Members of a community advisory group that acts as a conduit between the public and the ongoing environmental cleanup work at Georgia-Pacific paper mill in downtown Camas say they hope to receive a second public participation grant from the Washington State Department of Ecology.
If approved, the grant would help the group continue its mill-cleanup education and outreach efforts for an additional two years.
“There are a lot of questions that come up,” said Caroline Mercury, a retired mill employee and Downtown Camas Association board member who has helped lead the 11-member community advisory group since its inception in December 2021. “People want to know what’s going on at the site, when the cleanup is actually happening, what are these (contaminants) deep in the water and soil.”
The history of the advisory group started in early 2021, when Ecology notified Georgia-Pacific (GP) that it wanted to investigate and mitigate potential environmental contaminants on shuttered portions of the century-old mill site.

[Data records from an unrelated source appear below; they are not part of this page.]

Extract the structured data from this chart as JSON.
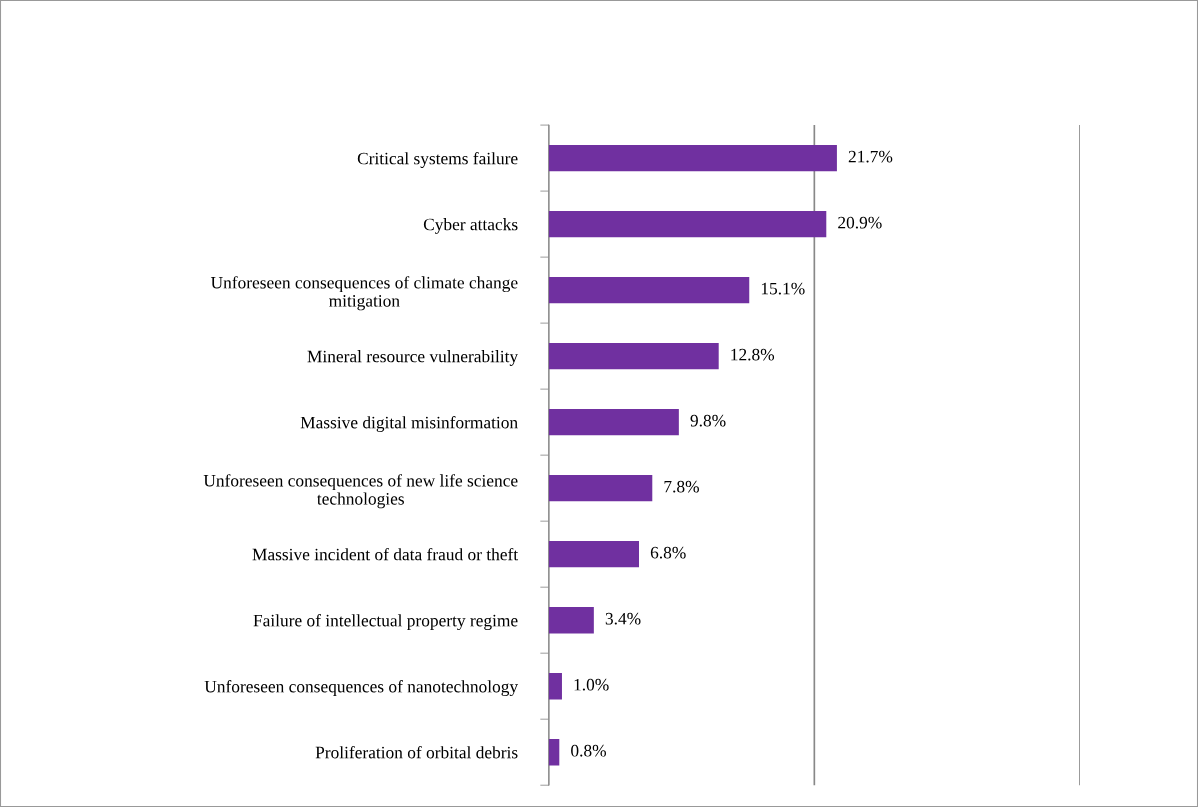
{
  "chart_data": {
    "type": "bar",
    "orientation": "horizontal",
    "categories": [
      "Critical systems failure",
      "Cyber attacks",
      "Unforeseen consequences of climate change\nmitigation",
      "Mineral resource vulnerability",
      "Massive digital misinformation",
      "Unforeseen consequences of new life science\ntechnologies",
      "Massive incident of data fraud or theft",
      "Failure of intellectual property regime",
      "Unforeseen consequences of nanotechnology",
      "Proliferation of orbital debris"
    ],
    "values": [
      21.7,
      20.9,
      15.1,
      12.8,
      9.8,
      7.8,
      6.8,
      3.4,
      1.0,
      0.8
    ],
    "value_labels": [
      "21.7%",
      "20.9%",
      "15.1%",
      "12.8%",
      "9.8%",
      "7.8%",
      "6.8%",
      "3.4%",
      "1.0%",
      "0.8%"
    ],
    "color": "#7030a0",
    "xlim": [
      0,
      40
    ],
    "xticks": [
      {
        "value": 0,
        "label": null
      },
      {
        "value": 20,
        "label": null
      },
      {
        "value": 40,
        "label": null
      }
    ],
    "grid": "x",
    "tick_labels": "y",
    "legend": false
  }
}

Soon, Camas residents and officials were urging Ecology staff to push for more restrictive environmental cleanup standards at the mill site. The hope was that, with more intensive cleanup standards, the heavy industrial site that occupies more than 600 acres in downtown Camas and on nearby Lady Island might someday — if GP ever decides to close its Camas operations and sell its property — be able to accommodate commercial or even mixed-used residential developments.